Fast and Explicit Neural View Synthesis

TL;DR

This paper introduces a simple explicit volumetric approach for neural view synthesis that outperforms or matches state-of-the-art methods in quality while being significantly faster, and it generalizes well across categories without scene-specific training.

Contribution

The authors propose an explicit volumetric encoding method for view synthesis that is faster, category-agnostic, and capable of self-supervised 3D learning, challenging the trend towards implicit representations.

Findings

Achieves over 400x faster rendering than implicit methods.

Performs comparably or better in novel view reconstruction.
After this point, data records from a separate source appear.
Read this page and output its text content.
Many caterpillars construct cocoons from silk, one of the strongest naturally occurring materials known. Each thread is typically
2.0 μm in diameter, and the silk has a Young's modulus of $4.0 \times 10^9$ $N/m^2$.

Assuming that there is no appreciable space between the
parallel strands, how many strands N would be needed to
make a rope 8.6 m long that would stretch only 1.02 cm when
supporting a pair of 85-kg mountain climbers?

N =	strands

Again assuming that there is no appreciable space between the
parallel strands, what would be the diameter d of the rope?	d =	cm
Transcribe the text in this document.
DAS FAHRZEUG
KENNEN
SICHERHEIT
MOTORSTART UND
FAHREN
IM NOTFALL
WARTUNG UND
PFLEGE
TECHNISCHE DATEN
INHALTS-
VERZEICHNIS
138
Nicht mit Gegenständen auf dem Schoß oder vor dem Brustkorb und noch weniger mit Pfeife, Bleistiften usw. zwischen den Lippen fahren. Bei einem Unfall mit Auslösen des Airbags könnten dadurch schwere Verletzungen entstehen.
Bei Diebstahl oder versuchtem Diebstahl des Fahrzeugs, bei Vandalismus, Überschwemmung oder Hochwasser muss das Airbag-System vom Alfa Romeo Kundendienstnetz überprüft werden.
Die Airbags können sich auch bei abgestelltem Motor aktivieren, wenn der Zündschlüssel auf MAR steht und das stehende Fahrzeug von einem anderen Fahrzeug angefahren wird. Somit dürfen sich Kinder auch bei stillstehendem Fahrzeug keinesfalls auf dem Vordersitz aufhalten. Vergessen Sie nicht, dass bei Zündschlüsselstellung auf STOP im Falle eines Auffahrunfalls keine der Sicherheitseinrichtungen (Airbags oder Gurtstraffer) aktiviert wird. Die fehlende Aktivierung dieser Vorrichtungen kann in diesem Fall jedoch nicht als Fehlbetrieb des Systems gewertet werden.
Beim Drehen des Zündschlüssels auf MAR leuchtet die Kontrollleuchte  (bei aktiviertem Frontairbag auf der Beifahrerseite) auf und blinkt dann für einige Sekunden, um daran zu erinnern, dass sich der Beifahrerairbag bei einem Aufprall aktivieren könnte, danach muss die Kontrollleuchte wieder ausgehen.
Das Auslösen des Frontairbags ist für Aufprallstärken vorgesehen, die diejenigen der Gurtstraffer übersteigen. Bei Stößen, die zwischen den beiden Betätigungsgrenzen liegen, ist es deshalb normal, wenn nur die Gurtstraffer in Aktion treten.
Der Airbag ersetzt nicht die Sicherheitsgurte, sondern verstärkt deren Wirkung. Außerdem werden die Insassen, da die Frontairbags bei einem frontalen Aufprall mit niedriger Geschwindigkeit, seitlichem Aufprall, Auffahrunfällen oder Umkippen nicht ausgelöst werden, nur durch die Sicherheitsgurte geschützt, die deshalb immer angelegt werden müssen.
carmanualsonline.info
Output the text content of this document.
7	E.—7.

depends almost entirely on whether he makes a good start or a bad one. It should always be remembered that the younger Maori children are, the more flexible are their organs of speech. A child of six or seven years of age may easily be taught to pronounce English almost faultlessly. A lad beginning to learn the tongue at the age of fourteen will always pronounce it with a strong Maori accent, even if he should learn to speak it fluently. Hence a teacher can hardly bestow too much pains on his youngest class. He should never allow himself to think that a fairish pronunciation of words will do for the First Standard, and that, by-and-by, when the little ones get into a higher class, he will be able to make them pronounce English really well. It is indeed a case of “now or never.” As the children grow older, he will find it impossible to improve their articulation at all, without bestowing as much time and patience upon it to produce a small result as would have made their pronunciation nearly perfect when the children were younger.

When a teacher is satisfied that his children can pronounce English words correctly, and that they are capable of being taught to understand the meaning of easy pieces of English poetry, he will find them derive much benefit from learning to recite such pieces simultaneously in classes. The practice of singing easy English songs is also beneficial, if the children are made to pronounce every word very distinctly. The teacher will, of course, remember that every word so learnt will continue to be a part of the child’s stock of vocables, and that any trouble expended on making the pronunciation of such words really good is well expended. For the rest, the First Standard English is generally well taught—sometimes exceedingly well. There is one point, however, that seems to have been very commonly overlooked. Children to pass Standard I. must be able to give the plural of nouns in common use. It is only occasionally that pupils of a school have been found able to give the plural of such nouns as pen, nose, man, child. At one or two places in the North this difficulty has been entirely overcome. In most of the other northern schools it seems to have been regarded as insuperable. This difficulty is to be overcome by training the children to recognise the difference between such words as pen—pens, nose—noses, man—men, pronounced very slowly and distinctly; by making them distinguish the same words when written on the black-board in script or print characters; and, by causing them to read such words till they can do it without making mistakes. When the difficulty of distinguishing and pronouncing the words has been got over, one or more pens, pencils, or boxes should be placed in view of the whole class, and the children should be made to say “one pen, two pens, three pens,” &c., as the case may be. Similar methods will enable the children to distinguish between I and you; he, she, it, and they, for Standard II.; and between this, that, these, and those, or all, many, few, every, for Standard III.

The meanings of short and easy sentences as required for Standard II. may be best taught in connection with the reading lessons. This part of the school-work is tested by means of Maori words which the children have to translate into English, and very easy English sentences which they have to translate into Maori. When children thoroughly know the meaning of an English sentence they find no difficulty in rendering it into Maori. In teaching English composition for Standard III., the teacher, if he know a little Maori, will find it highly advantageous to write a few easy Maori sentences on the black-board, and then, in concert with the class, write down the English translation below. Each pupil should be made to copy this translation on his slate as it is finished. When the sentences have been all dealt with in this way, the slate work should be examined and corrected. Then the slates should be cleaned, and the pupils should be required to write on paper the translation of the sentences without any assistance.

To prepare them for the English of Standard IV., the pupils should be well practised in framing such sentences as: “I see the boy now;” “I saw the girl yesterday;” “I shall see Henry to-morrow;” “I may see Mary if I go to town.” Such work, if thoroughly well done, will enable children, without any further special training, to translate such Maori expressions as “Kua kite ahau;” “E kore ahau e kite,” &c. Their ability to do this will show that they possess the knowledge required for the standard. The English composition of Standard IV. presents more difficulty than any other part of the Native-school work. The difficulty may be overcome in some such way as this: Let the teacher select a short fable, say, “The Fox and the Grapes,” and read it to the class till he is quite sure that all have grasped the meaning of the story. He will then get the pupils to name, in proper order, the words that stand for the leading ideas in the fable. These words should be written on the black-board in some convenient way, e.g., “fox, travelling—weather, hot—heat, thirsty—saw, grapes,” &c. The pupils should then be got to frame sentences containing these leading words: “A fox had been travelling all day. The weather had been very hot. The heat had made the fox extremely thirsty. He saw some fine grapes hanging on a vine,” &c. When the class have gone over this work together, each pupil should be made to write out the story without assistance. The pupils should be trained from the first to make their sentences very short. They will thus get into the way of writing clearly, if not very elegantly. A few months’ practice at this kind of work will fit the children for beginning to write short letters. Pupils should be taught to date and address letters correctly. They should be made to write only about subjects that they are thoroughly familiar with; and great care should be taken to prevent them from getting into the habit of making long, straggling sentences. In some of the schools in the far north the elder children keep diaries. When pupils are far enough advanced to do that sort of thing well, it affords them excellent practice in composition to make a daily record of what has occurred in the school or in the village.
Generalizes to unseen object categories without scene-specific optimization.

Abstract

We study the problem of novel view synthesis from sparse source observations of a scene comprised of 3D objects. We propose a simple yet effective approach that is neither continuous nor implicit, challenging recent trends on view synthesis. Our approach explicitly encodes observations into a volumetric representation that enables amortized rendering. We demonstrate that although continuous radiance field representations have gained a lot of attention due to their expressive power, our simple approach obtains comparable or even better novel view reconstruction quality comparing with state-of-the-art baselines while increasing rendering speed by over 400x. Our model is trained in a category-agnostic manner and does not require scene-specific optimization. Therefore, it is able to generalize novel view synthesis to object categories not seen during training. In addition, we show that with our simple formulation, we can use view synthesis as a self-supervision signal for efficient learning of 3D geometry without explicit 3D supervision.